Objetive To investigated whether unemployment and socioeconomic characteristics of the neighbourhood are associated with poor self rated health after adjustment for individual sociodemographic characteristics, behavioural risk factors and health status. Moreover, it tests whether living in socioeconomic deprivation areas modifies the association between unemployment and self rated health.

Methods Participants aged 15–64 years, living in four Brazilian Capitals included in the National Household Survey on Risk Behaviours and Reported Morbidity from Non-Communicable Diseases (2002/2003). Data from the 2000 Brazilian Population Census were used for building up two socioeconomic neighbourhood indicators: the proportion of householders with low income, a compositional variable of individual level characteristics, and residing in slums, a contextual variable not captured by individuals properties. Logistic regression analysis was estimated by Generalised Estimating Equations.
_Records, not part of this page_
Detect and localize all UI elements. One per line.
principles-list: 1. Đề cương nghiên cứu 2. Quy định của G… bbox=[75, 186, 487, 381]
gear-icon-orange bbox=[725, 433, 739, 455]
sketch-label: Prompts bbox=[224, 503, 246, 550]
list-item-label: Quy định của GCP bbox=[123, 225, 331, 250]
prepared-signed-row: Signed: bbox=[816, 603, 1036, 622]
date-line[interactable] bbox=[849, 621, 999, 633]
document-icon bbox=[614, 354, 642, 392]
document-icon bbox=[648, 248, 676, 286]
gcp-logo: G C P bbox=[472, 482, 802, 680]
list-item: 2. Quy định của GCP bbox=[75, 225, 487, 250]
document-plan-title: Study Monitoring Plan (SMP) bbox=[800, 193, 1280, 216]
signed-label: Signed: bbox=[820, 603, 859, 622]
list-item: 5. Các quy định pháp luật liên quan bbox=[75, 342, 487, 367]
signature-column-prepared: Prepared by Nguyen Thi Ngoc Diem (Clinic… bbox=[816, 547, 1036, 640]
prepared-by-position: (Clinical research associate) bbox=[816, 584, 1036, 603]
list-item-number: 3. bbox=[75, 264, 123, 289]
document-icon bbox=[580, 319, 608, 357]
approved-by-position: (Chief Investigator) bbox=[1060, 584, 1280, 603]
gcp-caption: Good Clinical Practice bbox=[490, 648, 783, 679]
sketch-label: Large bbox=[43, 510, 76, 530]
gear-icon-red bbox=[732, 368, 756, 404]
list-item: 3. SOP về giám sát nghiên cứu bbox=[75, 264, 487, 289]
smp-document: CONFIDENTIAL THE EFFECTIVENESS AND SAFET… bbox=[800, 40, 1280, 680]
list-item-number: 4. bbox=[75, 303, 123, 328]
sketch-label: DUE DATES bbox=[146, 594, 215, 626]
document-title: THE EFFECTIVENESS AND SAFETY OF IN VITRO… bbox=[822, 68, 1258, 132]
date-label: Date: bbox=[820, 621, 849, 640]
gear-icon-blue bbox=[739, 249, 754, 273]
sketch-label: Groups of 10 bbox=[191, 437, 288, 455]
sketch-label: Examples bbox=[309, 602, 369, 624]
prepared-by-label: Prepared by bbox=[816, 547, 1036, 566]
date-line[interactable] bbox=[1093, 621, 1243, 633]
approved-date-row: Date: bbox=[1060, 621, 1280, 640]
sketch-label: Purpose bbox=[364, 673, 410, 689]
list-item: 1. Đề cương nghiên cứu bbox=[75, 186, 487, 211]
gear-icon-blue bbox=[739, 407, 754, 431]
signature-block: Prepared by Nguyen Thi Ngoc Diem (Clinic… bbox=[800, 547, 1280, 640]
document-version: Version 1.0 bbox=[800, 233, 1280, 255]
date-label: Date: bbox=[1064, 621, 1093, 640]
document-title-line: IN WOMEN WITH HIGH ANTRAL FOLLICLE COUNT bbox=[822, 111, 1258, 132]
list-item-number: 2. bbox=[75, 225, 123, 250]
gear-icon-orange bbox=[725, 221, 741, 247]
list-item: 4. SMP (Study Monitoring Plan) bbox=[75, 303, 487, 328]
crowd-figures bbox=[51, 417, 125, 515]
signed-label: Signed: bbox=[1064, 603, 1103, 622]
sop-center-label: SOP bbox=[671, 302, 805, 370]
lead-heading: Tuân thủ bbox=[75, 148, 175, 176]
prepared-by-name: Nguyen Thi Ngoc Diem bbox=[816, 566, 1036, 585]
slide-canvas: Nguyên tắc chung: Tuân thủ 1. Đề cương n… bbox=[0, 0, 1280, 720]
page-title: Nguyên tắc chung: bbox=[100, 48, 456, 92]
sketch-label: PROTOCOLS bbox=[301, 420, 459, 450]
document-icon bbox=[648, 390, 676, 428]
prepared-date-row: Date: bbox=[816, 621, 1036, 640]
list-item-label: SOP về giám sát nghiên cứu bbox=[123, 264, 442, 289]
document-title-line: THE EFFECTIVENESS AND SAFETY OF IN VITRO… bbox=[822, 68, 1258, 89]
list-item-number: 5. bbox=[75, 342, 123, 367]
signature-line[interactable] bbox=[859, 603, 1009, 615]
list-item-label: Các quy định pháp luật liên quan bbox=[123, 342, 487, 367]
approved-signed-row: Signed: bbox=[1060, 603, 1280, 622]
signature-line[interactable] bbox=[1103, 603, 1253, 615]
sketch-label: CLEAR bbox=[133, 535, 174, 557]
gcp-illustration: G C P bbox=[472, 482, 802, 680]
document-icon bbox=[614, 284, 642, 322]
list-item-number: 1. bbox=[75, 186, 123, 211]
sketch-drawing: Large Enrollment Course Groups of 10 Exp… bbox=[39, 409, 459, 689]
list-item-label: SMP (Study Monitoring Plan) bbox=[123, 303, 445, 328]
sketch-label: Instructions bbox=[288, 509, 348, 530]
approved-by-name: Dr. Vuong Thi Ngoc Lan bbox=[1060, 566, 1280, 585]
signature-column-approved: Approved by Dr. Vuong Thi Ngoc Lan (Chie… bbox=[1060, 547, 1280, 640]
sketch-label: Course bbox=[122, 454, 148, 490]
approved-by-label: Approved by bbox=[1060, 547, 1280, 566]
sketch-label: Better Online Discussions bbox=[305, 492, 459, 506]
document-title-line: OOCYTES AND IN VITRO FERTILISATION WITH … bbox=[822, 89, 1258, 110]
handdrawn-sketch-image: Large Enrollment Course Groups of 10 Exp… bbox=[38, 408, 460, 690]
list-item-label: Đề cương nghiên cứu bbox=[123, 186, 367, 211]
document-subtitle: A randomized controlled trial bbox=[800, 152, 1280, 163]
Results From the 6426 participants, 20.6% reported poor self-rated health. Unemployment as well as residing in slums or in low income household areas were significantly associated with poor self-rated health. The magnitudes of these associations were attenuated after adjustment for sociodemographic characteristics, behavioural risk factors and health condition of individuals. But, the association between unemployment and poor self-rated health was not modified by neighbourhood socioeconomic indicators.

Conclusion Results confirm the association between unemployment and poor self rated health, regardless the personal or contextual characteristics studied here. Similarly, they show a clear independent association between self rated health and neighbourhood context. But, they do not show that the neighbourhood contexts investigated modify the associations between unemployment and poor self rated health.